Its global monthly active users (MAUs) climbed to 478 million in the first quarter of 2021 but fell to 431 million by the fourth quarter, as lockdown restrictions were removed.
Pinterest completed the second quarter with 433 million MAUs, down 5% from a year earlier but flat from the prior quarter.
Pinterest continued to lose MAUs in the U.S., Canada, and Europe, but it gained more in Latin America and Japan.
Pinterest’s second-quarter revenue from Rest-of-World MAUs was barely 3%. Because these MAUs earn substantially lower average revenues per user (ARPU) than in the U.S., Canada, and Europe, they won’t catch up soon.
On the good side, Pinterest’s ARPU continues to climb year over year in the U.S., Canada, and Europe, suggesting it may offset its dropping MAUs by increasing revenue per user.
To do so, Pinterest hopes to capitalize on its early mover advantage in social buying, which it built by giving “shoppable” pins to companies. Meta Platforms’s Instagram and ByteDance’s TikTok have also promoted shoppable posts. Macroeconomic obstacles slow the expansion of e-commerce.
Pinterest confronts near-term hurdles
Morgenfeld warned that if “economic conditions continue to deteriorate” in the third quarter, revenue growth could be low in the single digits.
Morgenfeld also confirmed Pinterest’s original forecasts for adjusted operating expenses to rise 35-40% for the full year, even as it cools off spending sequentially in the year’s second half.
In the second quarter, Pinterest’s adjusted EBITDA margin declined 15 percentage points year over year to 14% but improved one percentage point sequentially.

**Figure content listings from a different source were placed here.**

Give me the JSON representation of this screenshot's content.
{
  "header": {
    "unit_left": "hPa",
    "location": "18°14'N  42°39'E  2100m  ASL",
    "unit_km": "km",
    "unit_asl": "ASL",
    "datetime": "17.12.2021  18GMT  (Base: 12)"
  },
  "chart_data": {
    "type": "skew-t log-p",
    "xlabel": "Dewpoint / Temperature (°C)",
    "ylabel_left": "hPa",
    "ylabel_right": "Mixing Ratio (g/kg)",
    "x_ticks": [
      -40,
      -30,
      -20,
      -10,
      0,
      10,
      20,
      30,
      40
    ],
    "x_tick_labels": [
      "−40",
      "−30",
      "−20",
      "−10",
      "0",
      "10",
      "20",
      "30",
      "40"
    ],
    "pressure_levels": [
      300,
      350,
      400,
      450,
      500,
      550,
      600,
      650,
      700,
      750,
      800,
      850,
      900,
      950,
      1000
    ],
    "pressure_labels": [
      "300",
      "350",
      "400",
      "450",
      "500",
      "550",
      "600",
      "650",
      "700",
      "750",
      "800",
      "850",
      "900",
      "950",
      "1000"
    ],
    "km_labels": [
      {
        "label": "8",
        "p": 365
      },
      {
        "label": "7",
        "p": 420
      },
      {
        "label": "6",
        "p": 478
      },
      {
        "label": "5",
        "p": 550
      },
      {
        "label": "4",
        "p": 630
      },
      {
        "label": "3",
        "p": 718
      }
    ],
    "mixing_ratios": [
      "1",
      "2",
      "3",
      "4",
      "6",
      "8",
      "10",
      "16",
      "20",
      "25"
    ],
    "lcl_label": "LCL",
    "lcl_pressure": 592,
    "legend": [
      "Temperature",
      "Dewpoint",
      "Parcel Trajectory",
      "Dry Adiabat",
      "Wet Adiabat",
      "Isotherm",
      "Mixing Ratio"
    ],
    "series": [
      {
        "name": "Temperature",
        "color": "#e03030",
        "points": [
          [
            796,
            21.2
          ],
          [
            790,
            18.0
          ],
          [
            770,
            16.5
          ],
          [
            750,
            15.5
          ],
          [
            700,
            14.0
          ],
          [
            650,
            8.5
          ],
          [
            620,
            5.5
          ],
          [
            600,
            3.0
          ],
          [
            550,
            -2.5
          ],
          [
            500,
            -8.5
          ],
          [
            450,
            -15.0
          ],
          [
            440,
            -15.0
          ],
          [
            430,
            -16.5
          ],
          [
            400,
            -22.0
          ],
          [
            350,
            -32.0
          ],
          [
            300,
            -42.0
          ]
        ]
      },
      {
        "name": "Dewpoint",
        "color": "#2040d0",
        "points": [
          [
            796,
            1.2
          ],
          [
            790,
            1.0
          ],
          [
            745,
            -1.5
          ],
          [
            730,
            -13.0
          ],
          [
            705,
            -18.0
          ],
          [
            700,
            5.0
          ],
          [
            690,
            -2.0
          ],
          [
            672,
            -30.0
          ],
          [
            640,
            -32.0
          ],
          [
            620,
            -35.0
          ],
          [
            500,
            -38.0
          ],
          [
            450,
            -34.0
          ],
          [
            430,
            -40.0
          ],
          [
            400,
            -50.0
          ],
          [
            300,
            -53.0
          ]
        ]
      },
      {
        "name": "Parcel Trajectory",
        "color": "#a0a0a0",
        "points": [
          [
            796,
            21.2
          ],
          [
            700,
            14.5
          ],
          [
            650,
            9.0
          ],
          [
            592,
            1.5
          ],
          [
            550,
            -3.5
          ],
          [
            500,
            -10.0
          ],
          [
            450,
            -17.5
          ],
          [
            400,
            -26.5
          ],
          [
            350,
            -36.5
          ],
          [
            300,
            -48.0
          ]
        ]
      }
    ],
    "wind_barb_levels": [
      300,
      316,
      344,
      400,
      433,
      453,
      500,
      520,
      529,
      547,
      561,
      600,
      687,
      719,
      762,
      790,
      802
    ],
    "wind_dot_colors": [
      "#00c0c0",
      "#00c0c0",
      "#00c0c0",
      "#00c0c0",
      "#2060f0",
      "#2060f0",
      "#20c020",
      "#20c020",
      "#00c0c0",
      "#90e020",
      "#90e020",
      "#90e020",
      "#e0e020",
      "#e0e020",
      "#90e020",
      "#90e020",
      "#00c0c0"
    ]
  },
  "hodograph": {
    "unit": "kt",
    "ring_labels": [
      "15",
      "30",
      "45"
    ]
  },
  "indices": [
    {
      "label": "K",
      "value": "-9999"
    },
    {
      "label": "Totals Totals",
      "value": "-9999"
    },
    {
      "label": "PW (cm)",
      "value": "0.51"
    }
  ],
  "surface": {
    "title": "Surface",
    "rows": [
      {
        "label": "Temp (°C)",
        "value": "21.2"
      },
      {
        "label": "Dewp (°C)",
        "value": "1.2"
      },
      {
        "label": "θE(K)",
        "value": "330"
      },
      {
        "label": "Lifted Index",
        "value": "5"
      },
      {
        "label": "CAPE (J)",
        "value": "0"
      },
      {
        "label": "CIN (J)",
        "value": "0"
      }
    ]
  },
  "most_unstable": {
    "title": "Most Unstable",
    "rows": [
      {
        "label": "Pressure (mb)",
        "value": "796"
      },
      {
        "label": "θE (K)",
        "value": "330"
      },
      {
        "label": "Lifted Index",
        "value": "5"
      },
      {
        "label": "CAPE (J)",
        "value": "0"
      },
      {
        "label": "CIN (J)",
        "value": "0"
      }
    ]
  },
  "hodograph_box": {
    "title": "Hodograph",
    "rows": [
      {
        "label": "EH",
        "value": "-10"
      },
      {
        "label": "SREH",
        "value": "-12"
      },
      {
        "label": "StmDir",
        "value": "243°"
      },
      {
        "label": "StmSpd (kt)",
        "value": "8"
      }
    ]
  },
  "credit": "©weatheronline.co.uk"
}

Pinterest stock could fall further
Analysts estimate Pinterest’s sales to climb 14% and profitability to fall 20% this year. They estimate revenue and profitability to rise 20% in 2022 as the business stabilizes.
Investors should take these predictions with a grain of salt, as Pinterest faces competitive and macro headwinds in online advertising. At nearly $24 per share, Pinterest trades at 46.7 times next year’s earnings.
For instance, Meta and Alphabet trade at 17.7 and 23.3 times projected earnings. So, Pinterest’s business may be stabilizing, but its stock probably hasn’t bottomed out yet. Investors should watch Pinterest, but it’s hardly a buy.